Les gestes commencent à ralentir à partir de l'âge de 40 ans. C'est ce que vient de montrer une récente étude américaine s'intéressant à l'usure de la myéline, cette gaine de substance grasse qui enrobe les fibres nerveuses du cerveau.

La rapidité d'exécution d'un geste dépend directement de la vitesse à laquelle les cellules du cerveau envoient le signal aux muscles.

Selon le Dr Bartzokis, le neurologue de l'Université de Californie qui a dirigé cette étude, le cerveau fonctionne un peu comme Internet: sa vitesse dépend de la largeur de la bande passante, ce qui dans cet organe correspond à la myéline.

Une myéline en bon état garantit une bonne isolation des fibres nerveuses, et permet donc un acheminement rapide du signal électrique utilisé par le cerveau pour commander un geste.

Le Dr Bartzokis prend l'exemple du basketteur star Michael Jordan: «L'assemblage de circuits (dans son cerveau) qui a fait de lui un grand joueur de basket était probablement mieux doté en myéline que chez la plupart des autres êtres humains», note-t-il.

Sachant que la myéline se développe à l'adolescence, la question était de savoir à quel moment sa production se ralentit à tel point que le cerveau n'arrive plus à réparer assez vite les endroits où elle est usée.

L'étude du Dr Bartzokis, effectuée sur 72 hommes en bonne santé âgés de 23 à 80 ans, est basée sur un simple test, qui consistait à leur demander de tapoter avec leur index, un geste qui ne dépend pas de la force ou de la forme physique.

Les auteurs de la recherche ont compté combien de fois les hommes arrivaient à tapoter avec leur doigt en l'espace de 10 secondes. Ensuite, ils ont fait un scanner pour vérifier l'état de la myéline dans la région du cerveau qui contrôle ce geste.

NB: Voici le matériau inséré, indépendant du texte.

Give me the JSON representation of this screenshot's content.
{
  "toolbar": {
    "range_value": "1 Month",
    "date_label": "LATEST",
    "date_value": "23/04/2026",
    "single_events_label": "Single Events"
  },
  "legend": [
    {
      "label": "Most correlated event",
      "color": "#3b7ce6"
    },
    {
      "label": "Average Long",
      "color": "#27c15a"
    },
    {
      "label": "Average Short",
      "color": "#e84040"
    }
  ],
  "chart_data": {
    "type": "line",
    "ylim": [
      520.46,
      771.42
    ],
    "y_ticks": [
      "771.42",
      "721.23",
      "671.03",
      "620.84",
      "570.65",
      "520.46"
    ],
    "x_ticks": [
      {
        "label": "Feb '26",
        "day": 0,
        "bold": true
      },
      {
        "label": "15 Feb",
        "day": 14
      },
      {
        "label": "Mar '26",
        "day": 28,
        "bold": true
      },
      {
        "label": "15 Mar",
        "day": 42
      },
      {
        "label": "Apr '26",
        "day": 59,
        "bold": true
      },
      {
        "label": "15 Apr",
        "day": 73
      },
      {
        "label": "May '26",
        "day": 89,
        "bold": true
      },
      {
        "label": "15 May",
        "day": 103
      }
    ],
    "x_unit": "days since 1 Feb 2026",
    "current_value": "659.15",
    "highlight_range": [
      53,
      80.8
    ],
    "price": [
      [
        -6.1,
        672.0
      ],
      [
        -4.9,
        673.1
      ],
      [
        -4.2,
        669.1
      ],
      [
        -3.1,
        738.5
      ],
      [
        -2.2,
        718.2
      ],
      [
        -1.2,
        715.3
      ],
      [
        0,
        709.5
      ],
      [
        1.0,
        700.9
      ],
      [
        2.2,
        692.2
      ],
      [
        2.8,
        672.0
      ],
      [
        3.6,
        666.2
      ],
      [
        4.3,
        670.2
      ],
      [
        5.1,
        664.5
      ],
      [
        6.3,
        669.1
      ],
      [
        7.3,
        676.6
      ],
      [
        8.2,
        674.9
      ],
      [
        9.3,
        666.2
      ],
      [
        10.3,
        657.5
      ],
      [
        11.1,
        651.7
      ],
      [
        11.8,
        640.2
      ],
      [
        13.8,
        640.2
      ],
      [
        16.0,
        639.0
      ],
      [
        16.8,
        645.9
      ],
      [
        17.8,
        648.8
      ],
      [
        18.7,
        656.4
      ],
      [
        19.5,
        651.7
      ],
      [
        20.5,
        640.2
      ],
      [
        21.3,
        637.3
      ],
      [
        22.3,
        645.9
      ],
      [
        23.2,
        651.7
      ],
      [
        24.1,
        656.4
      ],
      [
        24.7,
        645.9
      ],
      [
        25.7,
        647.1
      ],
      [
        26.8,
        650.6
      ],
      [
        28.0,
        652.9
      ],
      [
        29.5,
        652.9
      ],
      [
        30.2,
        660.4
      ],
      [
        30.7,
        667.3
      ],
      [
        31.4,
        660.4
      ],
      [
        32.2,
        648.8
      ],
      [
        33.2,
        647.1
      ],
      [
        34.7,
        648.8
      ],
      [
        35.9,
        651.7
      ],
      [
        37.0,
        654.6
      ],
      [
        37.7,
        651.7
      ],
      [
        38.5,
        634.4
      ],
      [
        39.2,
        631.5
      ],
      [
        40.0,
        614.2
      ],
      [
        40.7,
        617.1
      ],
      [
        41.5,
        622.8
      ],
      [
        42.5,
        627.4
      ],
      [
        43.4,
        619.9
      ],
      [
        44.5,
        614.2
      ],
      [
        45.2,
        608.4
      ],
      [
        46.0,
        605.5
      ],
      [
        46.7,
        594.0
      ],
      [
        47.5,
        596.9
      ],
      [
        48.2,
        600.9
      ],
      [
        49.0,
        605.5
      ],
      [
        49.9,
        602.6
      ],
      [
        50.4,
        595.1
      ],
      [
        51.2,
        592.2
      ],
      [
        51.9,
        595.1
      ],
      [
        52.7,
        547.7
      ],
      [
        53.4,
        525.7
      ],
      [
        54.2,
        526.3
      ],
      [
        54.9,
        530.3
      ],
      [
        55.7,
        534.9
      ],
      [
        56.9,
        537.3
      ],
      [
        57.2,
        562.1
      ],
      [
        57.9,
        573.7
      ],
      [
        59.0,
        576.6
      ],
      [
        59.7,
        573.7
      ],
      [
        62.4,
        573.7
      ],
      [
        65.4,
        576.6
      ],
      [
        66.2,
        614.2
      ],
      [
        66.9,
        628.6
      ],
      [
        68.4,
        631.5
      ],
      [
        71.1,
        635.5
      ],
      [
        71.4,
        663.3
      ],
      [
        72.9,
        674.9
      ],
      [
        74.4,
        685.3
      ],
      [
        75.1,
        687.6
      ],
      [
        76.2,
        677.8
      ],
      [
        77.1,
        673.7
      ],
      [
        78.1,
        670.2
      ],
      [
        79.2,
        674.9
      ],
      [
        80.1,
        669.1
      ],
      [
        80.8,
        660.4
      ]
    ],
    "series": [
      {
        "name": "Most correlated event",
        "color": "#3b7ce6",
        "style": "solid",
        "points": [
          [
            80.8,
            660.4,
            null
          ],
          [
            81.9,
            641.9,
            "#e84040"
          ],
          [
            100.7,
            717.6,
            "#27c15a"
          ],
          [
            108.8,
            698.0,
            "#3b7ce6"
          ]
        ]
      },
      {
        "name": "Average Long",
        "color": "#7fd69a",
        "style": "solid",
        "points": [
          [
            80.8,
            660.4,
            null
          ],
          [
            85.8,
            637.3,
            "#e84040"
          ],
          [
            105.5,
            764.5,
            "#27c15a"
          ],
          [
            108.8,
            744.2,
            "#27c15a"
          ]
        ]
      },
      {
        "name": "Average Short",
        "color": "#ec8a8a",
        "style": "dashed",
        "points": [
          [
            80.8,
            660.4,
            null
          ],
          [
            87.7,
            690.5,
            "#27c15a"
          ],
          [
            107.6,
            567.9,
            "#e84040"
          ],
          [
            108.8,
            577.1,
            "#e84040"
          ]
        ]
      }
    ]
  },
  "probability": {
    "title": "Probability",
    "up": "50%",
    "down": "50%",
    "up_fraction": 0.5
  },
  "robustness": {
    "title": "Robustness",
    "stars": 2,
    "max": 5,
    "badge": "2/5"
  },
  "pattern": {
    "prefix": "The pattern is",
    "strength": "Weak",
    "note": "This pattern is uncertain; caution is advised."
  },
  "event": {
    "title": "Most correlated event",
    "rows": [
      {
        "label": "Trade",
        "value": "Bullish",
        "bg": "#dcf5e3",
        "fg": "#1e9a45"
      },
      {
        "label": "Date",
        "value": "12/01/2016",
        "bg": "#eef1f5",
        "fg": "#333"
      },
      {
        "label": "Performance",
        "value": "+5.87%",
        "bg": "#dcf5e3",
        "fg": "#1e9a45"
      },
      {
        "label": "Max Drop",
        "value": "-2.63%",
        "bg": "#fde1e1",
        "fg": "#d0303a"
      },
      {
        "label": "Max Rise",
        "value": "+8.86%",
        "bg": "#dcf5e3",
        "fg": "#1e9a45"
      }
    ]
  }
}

De manière très frappante, la rapidité d'exécution de l'exercice, et le bon état de la myéline, sont à leur apogée à l'âge de 39 ans. À partir de cet âge, ces deux facteurs déclinent graduellement, ont souligné les chercheurs le mois dernier, dans la revue Neurobiology of Aging.

Cela ne signifie pas que le reste du cerveau est également affecté. Le Dr Bartzokis montre que la myéline commence à s'user au moins dix ans plus tard dans les régions du cerveau responsables des fonctions cognitives, par rapport à la zone qui ordonne au doigt de tapoter.

Reprenant l'exemple de Michael Jordan, qui a joué au niveau professionnel jusqu'à 40 ans, il écrit: «Même lui a commencé à vieillir. Ses circuits se sont mis à fonctionner un peu moins bien». Avant d'ajouter: «Il peut devenir Michael Jordan le super homme d'affaires (...) mais il ne sera plus jamais Michael Jordan le super joueur de basket».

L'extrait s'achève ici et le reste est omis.